Aan de orde is de stemming over het wetsvoorstel Wijziging
van de Mediawet in verband met nieuwe regels omtrent de financiering van de
publieke omroep (afschaffing omroepbijdrage) (26707).
De voorzitter:
Ik geef gelegenheid tot het afleggen van stemverklaringen vooraf.
De heer De Boer (GroenLinks):
Voorzitter! Op zichzelf is een meerderheid van de GroenLinks-fractie voor
fiscalisering van de omroepbijdrage. Ik moet evenwel zeggen dat het moment
van behandelen, de koppeling aan het belastingplan en het jeugdzorgbudget
en de twijfels rond de doelmatigheidswinst ons enthousiasme danig hebben bekoeld.
Als oppositiepartij ben je natuurlijk sterk in de verleiding om dan te denken:
nou, wij hebben argumenten genoeg om het de regering problematisch te maken.

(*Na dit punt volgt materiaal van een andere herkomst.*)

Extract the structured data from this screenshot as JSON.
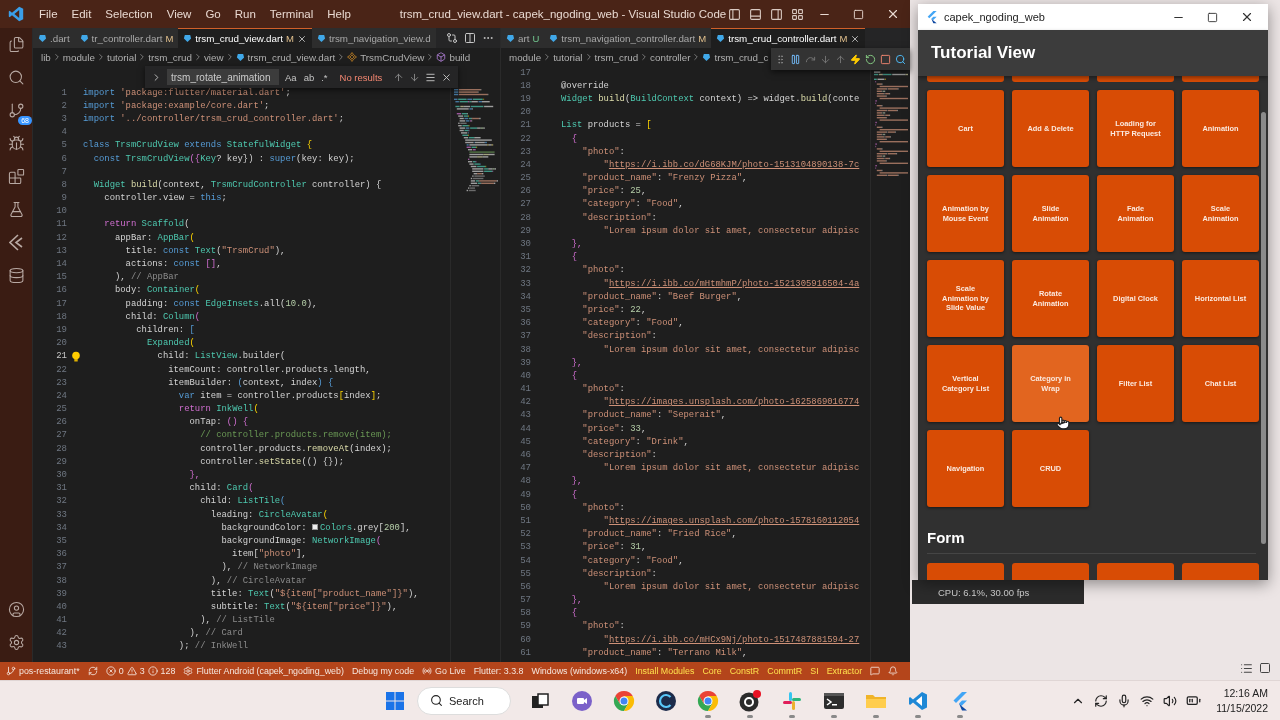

Bovendien is het wel eens leuk om gade te slaan wat er vervolgens bij de PvdA-fractie
gaat voorvallen, want zij zit dan in ernstige problemen. Wij hebben hier zojuist
over vergaderd. Ik kan u meedelen dat wij die verleiding gaan weerstaan. Voor
één lid van onze fractie waren de bezwaren onoverkomelijk en
die zal tegenstemmen. De andere vijf aanwezige leden stemmen voor.
De heer Bierman (OSF):
Voorzitter! Er is een doelmatigheidsdiscussie gevoerd. Volgens mijn fractie
zou het inderdaad doelmatig kunnen zijn. Waarom niet? Dat is in ieder geval
geen reden om tegen te stemmen. De onafhankelijkheidsgarantie is ook solide.
Je zou bijna zeggen dat die beter is dan die was. Blijft over de principiële
vraag hoe groot de afstand tussen cultuur en overheidsbemoeienis moet of mag
zijn. Die discussie is hier echter niet gevoerd, terwijl het algemeen belang
voorop had moeten staan. De informatieverschaffing, zo heeft de staatssecretaris
gezegd, is vergelijkbaar met die bij de krijgsmacht.
De voorzitter:
Ik wijs de heer Bierman erop dat het gaat om een stemverklaring en niet
om een eerste termijn die niet gehouden is.
De heer Bierman (OSF):
Ik probeer ook af te ronden.
Wij houden er ook geen drie krijgsmachten op na naar thema of naar levensbeschouwing.
Dat is voor mij reden om ervan af te zien, dit wetsvoorstel te steunen. Bovendien
staat daar een premie van 1,5 mld. minder staatsschuld op. Dan ben ik maar
de enige liberaal hier in de Kamer!
De voorzitter:
Er is gevraagd over dit wetsvoorstel hoofdelijk te stemmen.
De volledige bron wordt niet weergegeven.